SHANNON BARNETT Bad Lover *******
01. Bad Lover (Barnett), 02. Petulant, 03. Eibohphobie, 04. Bad Friend, 05. Bad Luck, 06. Bad Neighbour, 07. S.O.S.
Shannon Barnett - tb, Stefan Karl Schmid - ts, David Helm - b, Fabian Arends - dr
rec. 07/2020
Toy Piano Records
Wir wissen nicht, welcher Aufforderung seitens des Fotografen die Mitglieder dieses Quartetts für das Cover-Foto folgen - außer der, die Augen zu schließen.
Denken sie jeweils an einen „bad lover“? Wen würde das interessieren?
Positiv gestimmt, wie wir nun mal sind bei dieser Besetzung, nehmen wir an: dieses Gruppenbild mit Dame (jüngst ausgezeichnet mit dem Deutschen Jazzpreis) ist imaginativ mit dem Titelstück verbunden. Vielleicht gar mit dem Ornette Coleman-Einfluss darin.
Daran mussten wir nämlich denken, aber nur beim Thema. Denn Stefan Karl Schmid bedient weder das Instrument von Coleman, noch steht er irgendwie stilistisch in dessen Windschatten.
Schmid hat derzeit einen Lauf. Aber so was Ähnliches hatten wir auch schon über das Vorgänger-Album geschrieben. Sein Tenor verbindet sich vortrefflich mit der Posaune der Bandleaderin.
Die beiden spielen vieles an Begegnungen durch: absolutes unisono, leicht versetzte Einsätze, Kontraste, weiträumige Umspielungen.
Sie werden erneut begleitet von der derzeit wohl agilsten Rhythmusgruppe in Köln. Und im opener zeigen David Helm, b, und Fabian Arends, dr, schon mal große Teile ihres Besteckes.
Sie spielen sowohl time (swing) als auch nicht-time (frei metrisch), auf gut Deutsch: das ist FreeJazz eher amerikanischer Provenienz.
„Petulant“ und „Eibohphobie“ sind demgegenüber binär.
Und ersteres so etwas wie die Rock-Nummer des Albums, mit mächtig ausschwingendem Cymbal-Klang; das wuchtige Thema spart sie sich für den Schluß auf, nachdem Tenorsax, Posaune und Baß solistisch und kollektiv sich kurz ausgetobt haben.
„Eibohphobie“ wirkt demgegenüber wie eine locker dahingestreute Ballade.

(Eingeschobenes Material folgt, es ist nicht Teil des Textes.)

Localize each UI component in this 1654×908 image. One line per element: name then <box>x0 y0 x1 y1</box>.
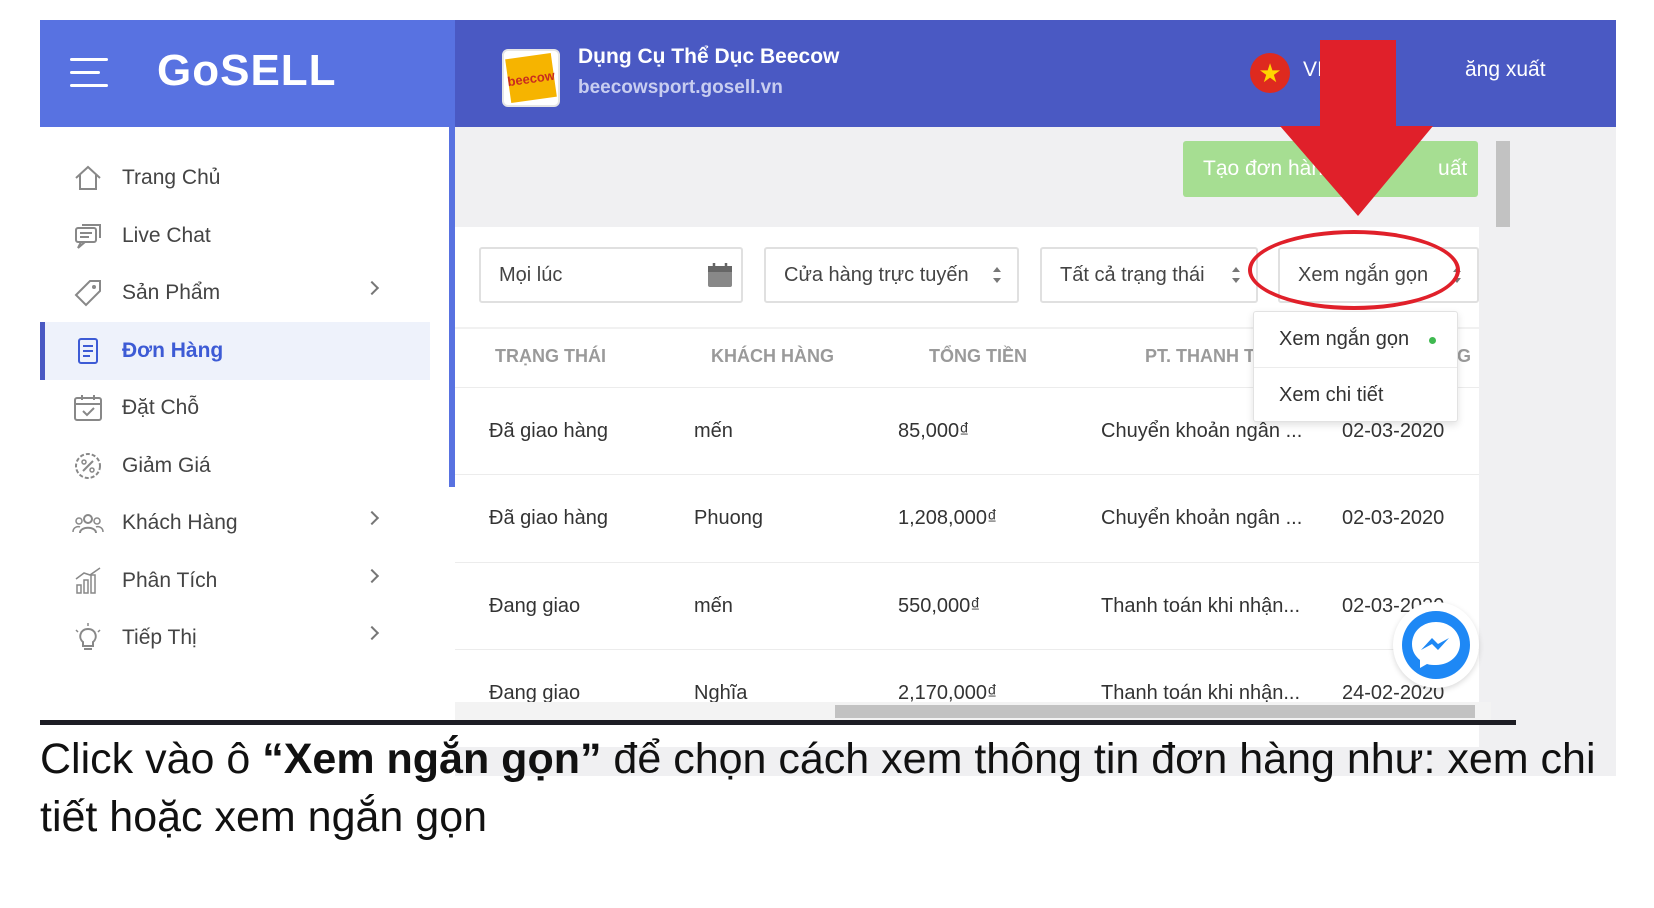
status-filter[interactable]: Tất cả trạng thái <box>1040 247 1258 303</box>
sidebar-item-label: Đặt Chỗ <box>122 396 200 419</box>
sidebar-item-label: Tiếp Thị <box>122 626 197 649</box>
cell-date: 02-03-2020 <box>1342 507 1445 529</box>
calendar-icon <box>708 263 732 287</box>
instruction-caption: Click vào ô “Xem ngắn gọn” để chọn cách … <box>40 730 1600 846</box>
users-icon <box>72 514 104 534</box>
row-divider <box>455 474 1479 475</box>
cell-customer: mến <box>694 420 733 442</box>
cell-status: Đã giao hàng <box>489 507 608 529</box>
cell-customer: Phuong <box>694 507 763 529</box>
sort-updown-icon <box>993 267 1001 285</box>
brand-bar: GoSELL <box>40 20 455 127</box>
gosell-logo[interactable]: GoSELL <box>157 46 337 96</box>
sort-updown-icon <box>1232 267 1240 285</box>
red-arrow-icon <box>1280 40 1433 216</box>
cell-date: 02-03-2020 <box>1342 420 1445 442</box>
cell-customer: mến <box>694 595 733 617</box>
cell-payment: Chuyển khoản ngân ... <box>1101 507 1303 529</box>
status-filter-value: Tất cả trạng thái <box>1060 263 1205 286</box>
channel-filter[interactable]: Cửa hàng trực tuyến <box>764 247 1019 303</box>
sidebar-item-live-chat[interactable]: Live Chat <box>40 207 430 265</box>
chevron-right-icon <box>364 568 380 584</box>
cell-status: Đang giao <box>489 595 581 617</box>
analytics-icon <box>75 567 101 594</box>
sidebar-item-dat-cho[interactable]: Đặt Chỗ <box>40 379 430 437</box>
time-filter-value: Mọi lúc <box>499 263 563 286</box>
sidebar-item-label: Đơn Hàng <box>122 339 224 362</box>
chevron-right-icon <box>364 625 380 641</box>
sidebar-item-label: Khách Hàng <box>122 511 238 534</box>
sidebar-item-label: Phân Tích <box>122 569 218 592</box>
dropdown-option-detailed[interactable]: Xem chi tiết <box>1254 368 1457 422</box>
horizontal-scrollbar[interactable] <box>455 702 1491 720</box>
lightbulb-icon <box>75 623 101 650</box>
store-url[interactable]: beecowsport.gosell.vn <box>578 77 783 99</box>
view-mode-dropdown: Xem ngắn gọn Xem chi tiết <box>1253 311 1458 422</box>
chevron-right-icon <box>364 280 380 296</box>
discount-icon <box>75 453 101 479</box>
cell-total: 85,000₫ <box>898 420 970 442</box>
caption-before: Click vào ô <box>40 735 263 783</box>
channel-filter-value: Cửa hàng trực tuyến <box>784 263 969 286</box>
sidebar-item-tiep-thi[interactable]: Tiếp Thị <box>40 609 430 667</box>
sidebar-item-label: Live Chat <box>122 224 211 247</box>
row-divider <box>455 649 1479 650</box>
tag-icon <box>74 280 101 307</box>
col-header-date[interactable]: G <box>1457 346 1471 367</box>
sidebar-item-label: Giảm Giá <box>122 454 211 477</box>
sidebar-item-khach-hang[interactable]: Khách Hàng <box>40 494 430 552</box>
sidebar-item-trang-chu[interactable]: Trang Chủ <box>40 149 430 207</box>
app-window: GoSELL beecow Dụng Cụ Thể Dục Beecow bee… <box>40 20 1616 776</box>
highlight-ellipse <box>1248 230 1460 310</box>
chat-icon <box>75 224 101 249</box>
time-filter[interactable]: Mọi lúc <box>479 247 743 303</box>
sidebar-item-phan-tich[interactable]: Phân Tích <box>40 552 430 610</box>
hamburger-menu-icon[interactable] <box>70 58 108 88</box>
chevron-right-icon <box>364 510 380 526</box>
cell-total: 1,208,000₫ <box>898 507 998 529</box>
caption-bold: “Xem ngắn gọn” <box>262 735 602 783</box>
top-header: beecow Dụng Cụ Thể Dục Beecow beecowspor… <box>455 20 1616 127</box>
col-header-customer[interactable]: KHÁCH HÀNG <box>711 346 834 367</box>
export-label: uất <box>1438 157 1468 180</box>
messenger-icon <box>1402 611 1470 679</box>
cell-payment: Thanh toán khi nhận... <box>1101 595 1301 617</box>
sidebar-item-label: Sản Phẩm <box>122 281 221 304</box>
home-icon <box>75 165 101 190</box>
col-header-total[interactable]: TỔNG TIỀN <box>929 346 1027 367</box>
scrollbar-thumb[interactable] <box>835 705 1475 718</box>
dropdown-option-compact[interactable]: Xem ngắn gọn <box>1254 312 1457 366</box>
store-name: Dụng Cụ Thể Dục Beecow <box>578 45 840 68</box>
sidebar-item-san-pham[interactable]: Sản Phẩm <box>40 264 430 322</box>
sidebar: Trang Chủ Live Chat Sản Phẩm Đơn Hàng Đặ… <box>40 127 455 776</box>
scrollbar-thumb[interactable] <box>1496 141 1510 227</box>
dropdown-option-label: Xem ngắn gọn <box>1279 327 1410 350</box>
sidebar-item-label: Trang Chủ <box>122 166 221 189</box>
cell-status: Đã giao hàng <box>489 420 608 442</box>
cell-total: 550,000₫ <box>898 595 981 617</box>
sidebar-item-don-hang[interactable]: Đơn Hàng <box>40 322 430 380</box>
messenger-button[interactable] <box>1393 602 1479 688</box>
col-header-status[interactable]: TRẠNG THÁI <box>495 346 606 367</box>
cell-payment: Chuyển khoản ngân ... <box>1101 420 1303 442</box>
sidebar-item-giam-gia[interactable]: Giảm Giá <box>40 437 430 495</box>
window-bottom-border <box>40 720 1516 725</box>
row-divider <box>455 562 1479 563</box>
store-logo-text: beecow <box>505 53 557 103</box>
store-logo: beecow <box>502 49 560 107</box>
order-icon <box>78 338 98 364</box>
logout-link[interactable]: ăng xuất <box>1465 58 1546 82</box>
dropdown-option-label: Xem chi tiết <box>1279 383 1384 406</box>
calendar-check-icon <box>74 395 102 421</box>
selected-dot-icon <box>1429 337 1436 344</box>
vertical-scrollbar[interactable] <box>1491 127 1513 712</box>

Wenn es einen Zuwachs gibt in den vier Jahren seit dem ersten Album des Quartetts, dann ist es die Dichte der Interaktion, vor allem aber die Kompetenz der Bandleaderin als Komponistin.
Dass ein „bad friend“ ein so memorables Thema geschenkt bekommt, ist denn doch eine Überraschung. Eigentlich sind es sogar mehrere Themen, und Tenor und Posaune liegen hier punktum übereinander.
Davor und danch erlauben sie sich solistische Exkursionen, und was die Rhythmusgruppe darunter legt, ist einfach nur zauberhaft.
Wie auf dem Vorgängeralbum hat Shannon Barnett auch hier wieder einen Marsch untergebracht, für den Hörer das Gegenteil des Titels „bad luck“.
Den Abschluß bilden zwei Beispiele des absolut kontrollierten FreeJazz, den die Band auch vorher schon hat aufscheinen lassen.
Sie betritt damit kein Neuland, aber es bereit ein immenses Vergnügen, eine dermaßen gekonnte Performance zu erleben.